WASHINGTON — Long before they were members of Congress, Scott Tipton and Jared Polis were the owners of retail businesses.
Tipton, 57, was the co-owner of Mesa Pottery, a pottery store in Cortez, a classic small town in the four corners region of Colorado. Polis, 37, was the founder of ProFlowers.com, an online retailer that he sold in 2006 for a reported $477 million.
Tipton is a Cortez Republican and Polis a Boulder Democrat, but both have criticized legislation in Congress to tax online commercial sales as a burden on retail businesses that don’t conform to the suburban-shopping mall stereotype.
“[Tipton]‘s opposed to it. His primary reason is that we should give every incentive to make it easier to grow a business, especially in rural areas to make ends meet, whether it’s through eBay or Amazon.com,” Tipton’s spokesman, Josh Green, said in an interview. He added that smaller companies that do business with eBay and Amazon would likely be taxed indirectly if the bill became law.
On Tuesday, Polis met with the owner and employees of Pro’s Closet, a Boulder-based retailer that sells bicycles online. While Polis released a statement Wednesday that indicated he has not taken a position on the legislation, the lawmaker told a Fort-Collins newspaper last week that he was worried about the bill’s potential impact on online retailers.
Tipton and Polis’ argument finds an echo in the rhetoric of Gregory Golyansky, the president of the Colorado Taxpayers Union. “Killing the goose that laid the golden egg is not a good idea,” he said in an interview.
Arguing that an online sales tax will hurt non-standard issue retailers is a new tactic for opponents and critics of the legislation.
During the debate in the Senate last week, opponents criticized the bill mainly on procedural and technical grounds.
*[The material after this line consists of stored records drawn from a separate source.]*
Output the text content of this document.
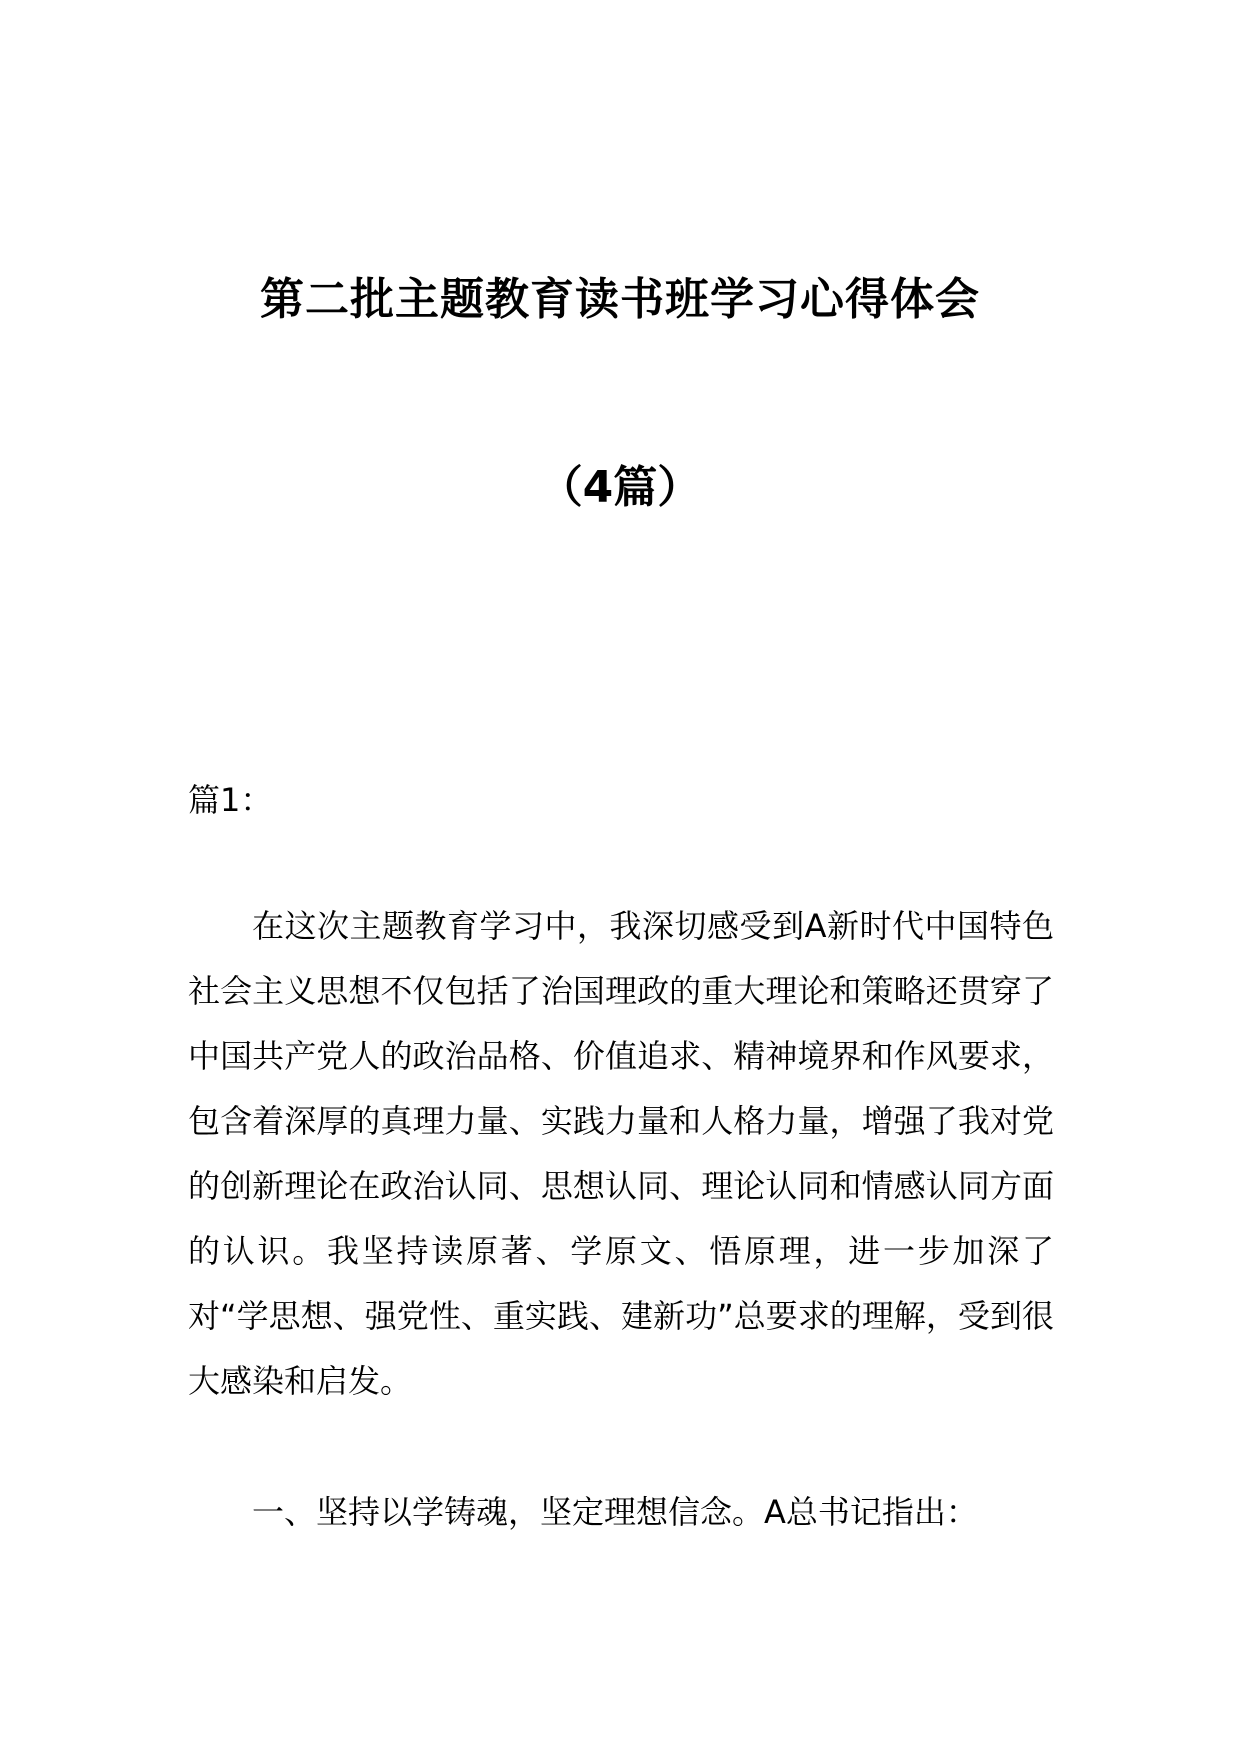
第二批主题教育读书班学习心得体会
（4篇）

篇1：

在这次主题教育学习中，我深切感受到A新时代中国特色社会主义思想不仅包括了治国理政的重大理论和策略还贯穿了中国共产党人的政治品格、价值追求、精神境界和作风要求，包含着深厚的真理力量、实践力量和人格力量，增强了我对党的创新理论在政治认同、思想认同、理论认同和情感认同方面的认识。我坚持读原著、学原文、悟原理，进一步加深了对“学思想、强党性、重实践、建新功”总要求的理解，受到很大感染和启发。

一、坚持以学铸魂，坚定理想信念。A总书记指出：
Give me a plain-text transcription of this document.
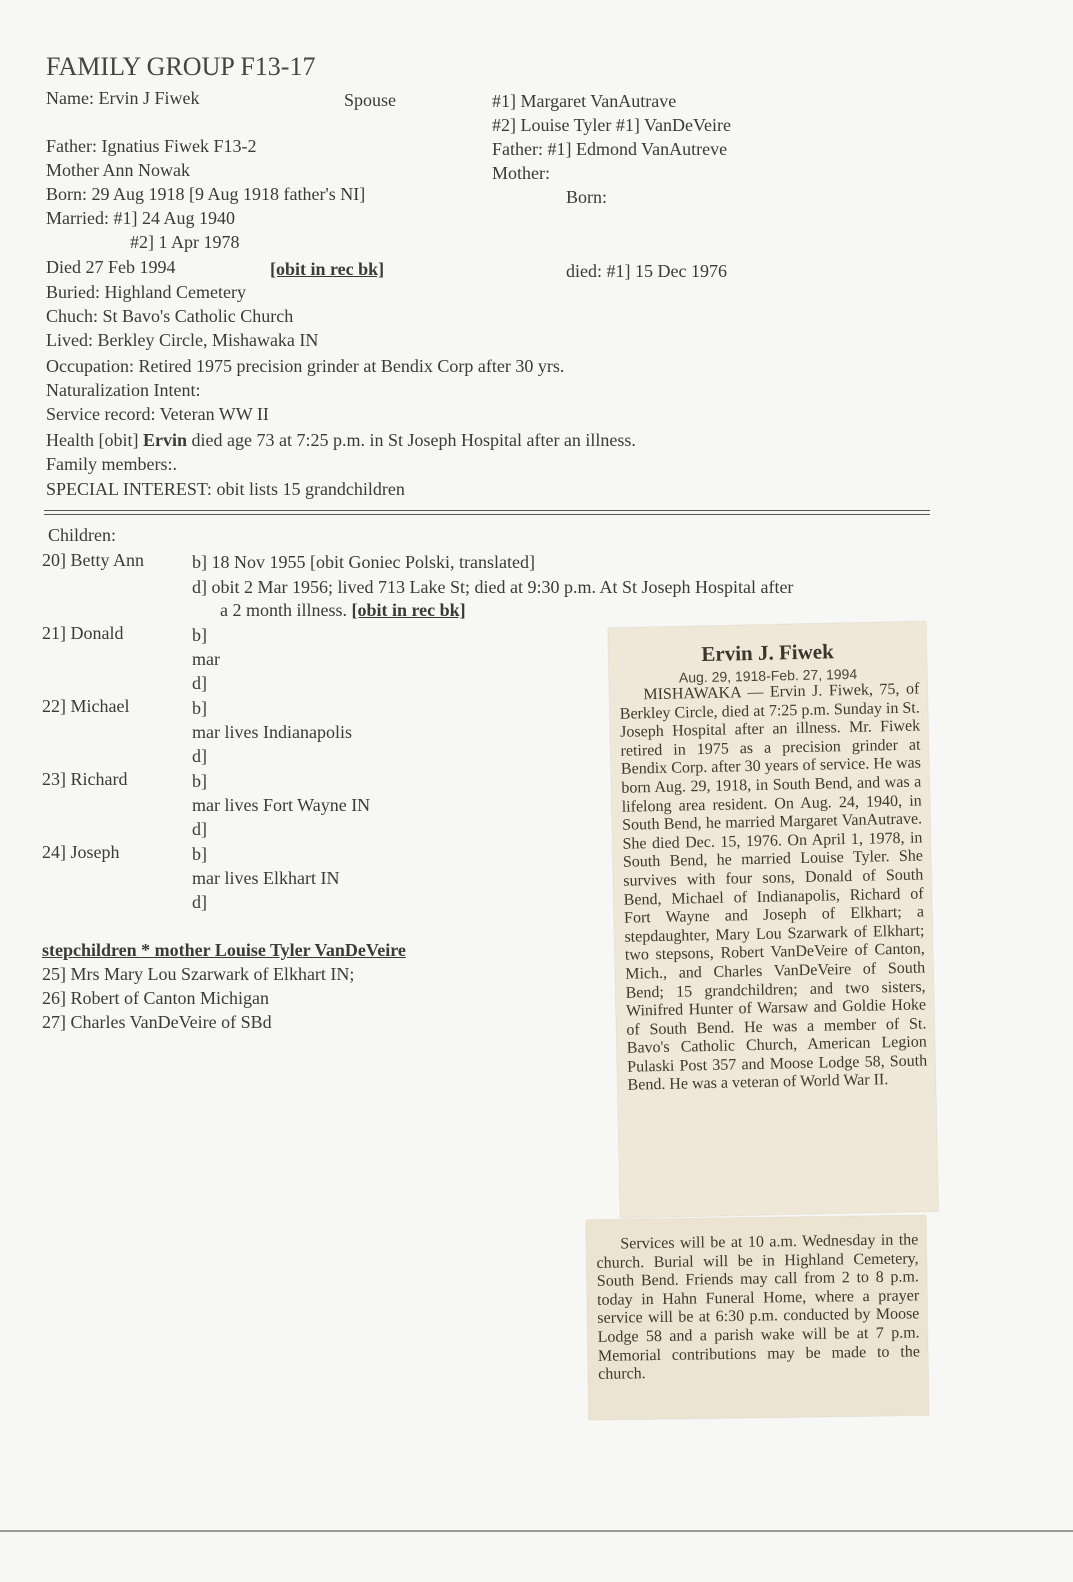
FAMILY GROUP F13-17
Name: Ervin J Fiwek	Spouse
Father: Ignatius Fiwek F13-2
Mother Ann Nowak
Born: 29 Aug 1918 [9 Aug 1918 father's NI]
Married: #1] 24 Aug 1940
#2] 1 Apr 1978
Died 27 Feb 1994	[obit in rec bk]
Buried: Highland Cemetery
Chuch: St Bavo's Catholic Church
Lived: Berkley Circle, Mishawaka IN
Occupation: Retired 1975 precision grinder at Bendix Corp after 30 yrs.
Naturalization Intent:
Service record: Veteran WW II
Health [obit] Ervin died age 73 at 7:25 p.m. in St Joseph Hospital after an illness.
Family members:.
SPECIAL INTEREST: obit lists 15 grandchildren
#1] Margaret VanAutrave
#2] Louise Tyler #1] VanDeVeire
Father: #1] Edmond VanAutreve
Mother:
Born:
died: #1] 15 Dec 1976
Children:
20] Betty Ann	b] 18 Nov 1955 [obit Goniec Polski, translated]
d] obit 2 Mar 1956; lived 713 Lake St; died at 9:30 p.m. At St Joseph Hospital after
a 2 month illness. [obit in rec bk]
21] Donald	b]
mar
d]
22] Michael	b]
mar lives Indianapolis
d]
23] Richard	b]
mar lives Fort Wayne IN
d]
24] Joseph	b]
mar lives Elkhart IN
d]
stepchildren * mother Louise Tyler VanDeVeire
25] Mrs Mary Lou Szarwark of Elkhart IN;
26] Robert of Canton Michigan
27] Charles VanDeVeire of SBd
Ervin J. Fiwek
Aug. 29, 1918-Feb. 27, 1994
MISHAWAKA — Ervin J. Fiwek, 75, of Berkley Circle, died at 7:25 p.m. Sunday in St. Joseph Hospital after an illness. Mr. Fiwek retired in 1975 as a precision grinder at Bendix Corp. after 30 years of service. He was born Aug. 29, 1918, in South Bend, and was a lifelong area resident. On Aug. 24, 1940, in South Bend, he married Margaret VanAutrave. She died Dec. 15, 1976. On April 1, 1978, in South Bend, he married Louise Tyler. She survives with four sons, Donald of South Bend, Michael of Indianapolis, Richard of Fort Wayne and Joseph of Elkhart; a stepdaughter, Mary Lou Szarwark of Elkhart; two stepsons, Robert VanDeVeire of Canton, Mich., and Charles VanDeVeire of South Bend; 15 grandchildren; and two sisters, Winifred Hunter of Warsaw and Goldie Hoke of South Bend. He was a member of St. Bavo's Catholic Church, American Legion Pulaski Post 357 and Moose Lodge 58, South Bend. He was a veteran of World War II.
Services will be at 10 a.m. Wednesday in the church. Burial will be in Highland Cemetery, South Bend. Friends may call from 2 to 8 p.m. today in Hahn Funeral Home, where a prayer service will be at 6:30 p.m. conducted by Moose Lodge 58 and a parish wake will be at 7 p.m. Memorial contributions may be made to the church.
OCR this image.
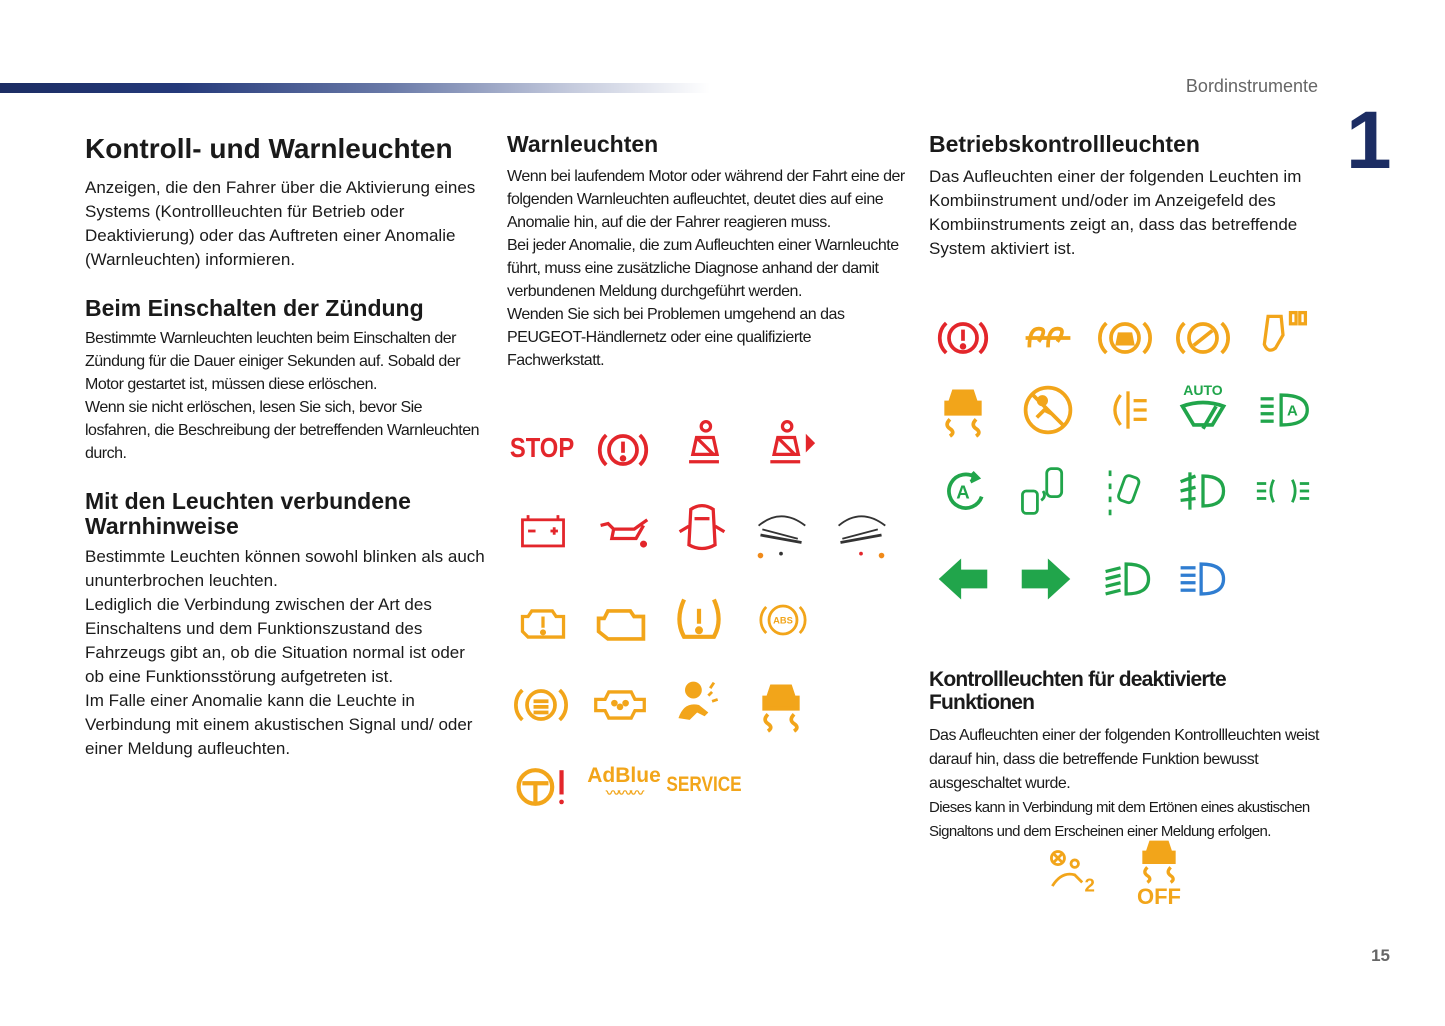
Bordinstrumente
1
15
Kontroll- und Warnleuchten

Anzeigen, die den Fahrer über die Aktivierung eines Systems (Kontrollleuchten für Betrieb oder Deaktivierung) oder das Auftreten einer Anomalie (Warnleuchten) informieren.

Beim Einschalten der Zündung

Bestimmte Warnleuchten leuchten beim Einschalten der Zündung für die Dauer einiger Sekunden auf. Sobald der Motor gestartet ist, müssen diese erlöschen.

Wenn sie nicht erlöschen, lesen Sie sich, bevor Sie losfahren, die Beschreibung der betreffenden Warnleuchten durch.

Mit den Leuchten verbundene Warnhinweise

Bestimmte Leuchten können sowohl blinken als auch ununterbrochen leuchten.

Lediglich die Verbindung zwischen der Art des Einschaltens und dem Funktionszustand des Fahrzeugs gibt an, ob die Situation normal ist oder ob eine Funktionsstörung aufgetreten ist.

Im Falle einer Anomalie kann die Leuchte in Verbindung mit einem akustischen Signal und/ oder einer Meldung aufleuchten.

Warnleuchten

Wenn bei laufendem Motor oder während der Fahrt eine der folgenden Warnleuchten aufleuchtet, deutet dies auf eine Anomalie hin, auf die der Fahrer reagieren muss.

Bei jeder Anomalie, die zum Aufleuchten einer Warnleuchte führt, muss eine zusätzliche Diagnose anhand der damit verbundenen Meldung durchgeführt werden.

Wenden Sie sich bei Problemen umgehend an das PEUGEOT-Händlernetz oder eine qualifizierte Fachwerkstatt.

Betriebskontrollleuchten

Das Aufleuchten einer der folgenden Leuchten im Kombiinstrument und/oder im Anzeigefeld des Kombiinstruments zeigt an, dass das betreffende System aktiviert ist.

Kontrollleuchten für deaktivierte Funktionen

Das Aufleuchten einer der folgenden Kontrollleuchten weist darauf hin, dass die betreffende Funktion bewusst ausgeschaltet wurde.

Dieses kann in Verbindung mit dem Ertönen eines akustischen Signaltons und dem Erscheinen einer Meldung erfolgen.

STOP
ABS
AdBlue
〰〰〰 SERVICE
AUTO
A
A
2 OFF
Sen. Max Baucus (D-Mont.) raised the specter of out-of-state audits of online sales companies, which he said would be “oppressive in duration.”
The arguments did not sway enough senators undecided or supportive of the bipartisan legislation. The vote was 63-30. The bill cleared its final legislative hurdle in the upper chamber and is set to be voted on when senators return to Washington on May 6.
Supporters of the Internet sales tax argue that online companies enjoyed an unfair advantage over brick-and-mortar businesses because consumers don’t pay the tax at the point of sale.
“This common sense, bipartisan idea will level the playing field for Colorado businesses and close a loophole that artificially gives out-of-state retailers an unfair advantage,” Sen. Mark Udall (D-Colo.) said in March.
The legislation seeks to make concessions to smaller retailers.
It would allow states to require online businesses or “remote sellers” to pay a sales tax. It requires states to provide software to businesses to calculate the sales tax. Internet companies that did not earn more than $1 million in the preceding calendar year would not be required to charge customers a sales tax. And supporters note, online customers are required to pay sales tax when they fill out their income tax returns, although few people follow the rule.
Yet any tax is a daunting notion to opponents during such lean economic times. “It’s kind of like, ‘What is the best kind of STD?’”, Green said.
Gauging public opinion of the bill is difficult. No independent poll on public attitudes toward Internet sales tax has been released since Gallup’s survey in January 2000.
The reaction of the federal courts is also uncertain. The Supreme Court ruled in 1992 that only brick-and-mortar retailers are required to charge customers a sales tax at the point of exchange. And a federal district judge last spring struck down a Colorado sales tax law approved in 2010.
Supporters and opponents of the Senate legislation disagree about the bill’s prospects for becoming law. While President Obama has said he supports the legislation strongly, the Republican-controlled House of Representatives will be a more hostile venue for the bill.
“We’re pretty confident that if a House committee considers it, we’ll get a yes,” Max Behlke, manager of state-federal relations at the National Conference of State Legislatures, said in an interview. His organization supports the bill.
By contrast, both Green and another House aide doubt the full House will vote on the legislation.
The fate of the legislation may hinge on the advocacy efforts of supporters and opponents of the proposal.
On Wednesday, lobbyists for eBay met with Tipton’s staff. Earlier last month, lobbyists for the International Council of Shopping Centers met with the staffs of six of the seven House members from Colorado. Jennifer Platt, the vice president of federal operations for the organization, said that she traveled from New York and that three unpaid lobbyists from Colorado arrived to make their case to members.
If the bill becomes law, online consumers in Colorado would pay a 5-to7 cent sales tax, although rates vary in localities. It is expected to bring in $350 million to the state coffers and $23 billion to the nation’s, Behlke said.